Article / Updated 03-26-2016

Both northern and southern hemisphere stargazers are treated to many striking constellations that are visible any night of the year – the northern and southern polar constellations. These constellations are what’s called circumpolar, meaning they never rise or set. That’s very handy, since it means they are above the horizon all year, and are visible all night, so you’ll soon get used to finding them and using them as signposts to other constellations. Stargazing: Northern polar constellations The six northern polar constellations are near the North Star, so you’ll only be able to see all of them if you’re stargazing in the northern hemisphere. If you were at the North Pole, they’d be spinning directly overhead, but for northern hemisphere observers they spin in an anticlockwise direction around the North Star.
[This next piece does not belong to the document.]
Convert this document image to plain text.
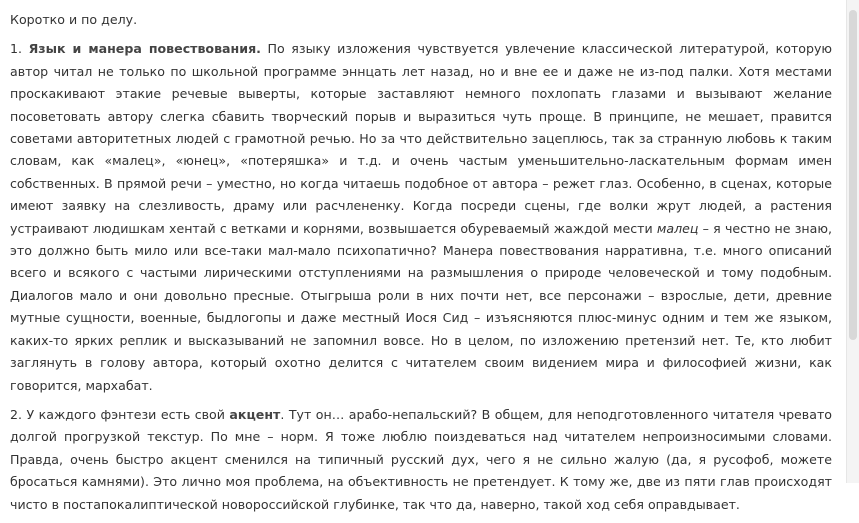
Коротко и по делу.

1. Язык и манера повествования. По языку изложения чувствуется увлечение классической литературой, которую автор читал не только по школьной программе эннцать лет назад, но и вне ее и даже не из-под палки. Хотя местами проскакивают этакие речевые выверты, которые заставляют немного похлопать глазами и вызывают желание посоветовать автору слегка сбавить творческий порыв и выразиться чуть проще. В принципе, не мешает, правится советами авторитетных людей с грамотной речью. Но за что действительно зацеплюсь, так за странную любовь к таким словам, как «малец», «юнец», «потеряшка» и т.д. и очень частым уменьшительно-ласкательным формам имен собственных. В прямой речи – уместно, но когда читаешь подобное от автора – режет глаз. Особенно, в сценах, которые имеют заявку на слезливость, драму или расчлененку. Когда посреди сцены, где волки жрут людей, а растения устраивают людишкам хентай с ветками и корнями, возвышается обуреваемый жаждой мести малец – я честно не знаю, это должно быть мило или все-таки мал-мало психопатично? Манера повествования нарративна, т.е. много описаний всего и всякого с частыми лирическими отступлениями на размышления о природе человеческой и тому подобным. Диалогов мало и они довольно пресные. Отыгрыша роли в них почти нет, все персонажи – взрослые, дети, древние мутные сущности, военные, быдлогопы и даже местный Иося Сид – изъясняются плюс-минус одним и тем же языком, каких-то ярких реплик и высказываний не запомнил вовсе. Но в целом, по изложению претензий нет. Те, кто любит заглянуть в голову автора, который охотно делится с читателем своим видением мира и философией жизни, как говорится, мархабат.

2. У каждого фэнтези есть свой акцент. Тут он… арабо-непальский? В общем, для неподготовленного читателя чревато долгой прогрузкой текстур. По мне – норм. Я тоже люблю поиздеваться над читателем непроизносимыми словами. Правда, очень быстро акцент сменился на типичный русский дух, чего я не сильно жалую (да, я русофоб, можете бросаться камнями). Это лично моя проблема, на объективность не претендует. К тому же, две из пяти глав происходят чисто в постапокалиптической новороссийской глубинке, так что да, наверно, такой ход себя оправдывает.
The six northern polar constellations, as shown in the figure, include: Ursa Major, the Great Bear Cassiopeia the Queen Ursa Minor, the Little Bear Draco the Dragon Cepheus the King Camelopardalis the Giraffe These constellations, when observed from northern latitudes, are circumpolar, meaning they never rise or set. That’s very handy because it means they’re above the horizon year-round and are visible all night, so you’ll soon get used to finding them and using them as signposts to other constellations. Where in the sky you have to look depends on where on Earth you’re stargazing. The northern polar constellations all appear towards the north of the sky, but the closer you are to the North Pole, the higher they are. In fact, the North Star’s altitude above the northern horizon is equal to the latitude you’re stargazing from. Stargazing: Southern polar constellations The stars around the southern pole form some striking constellations, such as the Southern Cross, and there are a wealth of great objects to look for, like the Large and Small Magellanic Clouds. The figure shows a map of these constellations, which include the following: Crux (Southern Cross) Apus Chamaeleon Circinus Dorado Hydrus Mensa Musca Norma Octans Pavo Triangulum Australe Tucana Volans Remember that as the Earth spins, the position and orientation of the constellations changes. The maps show their relative positions next to one another. Check monthly star maps for your location to find out where in the sky the constellations actually appear.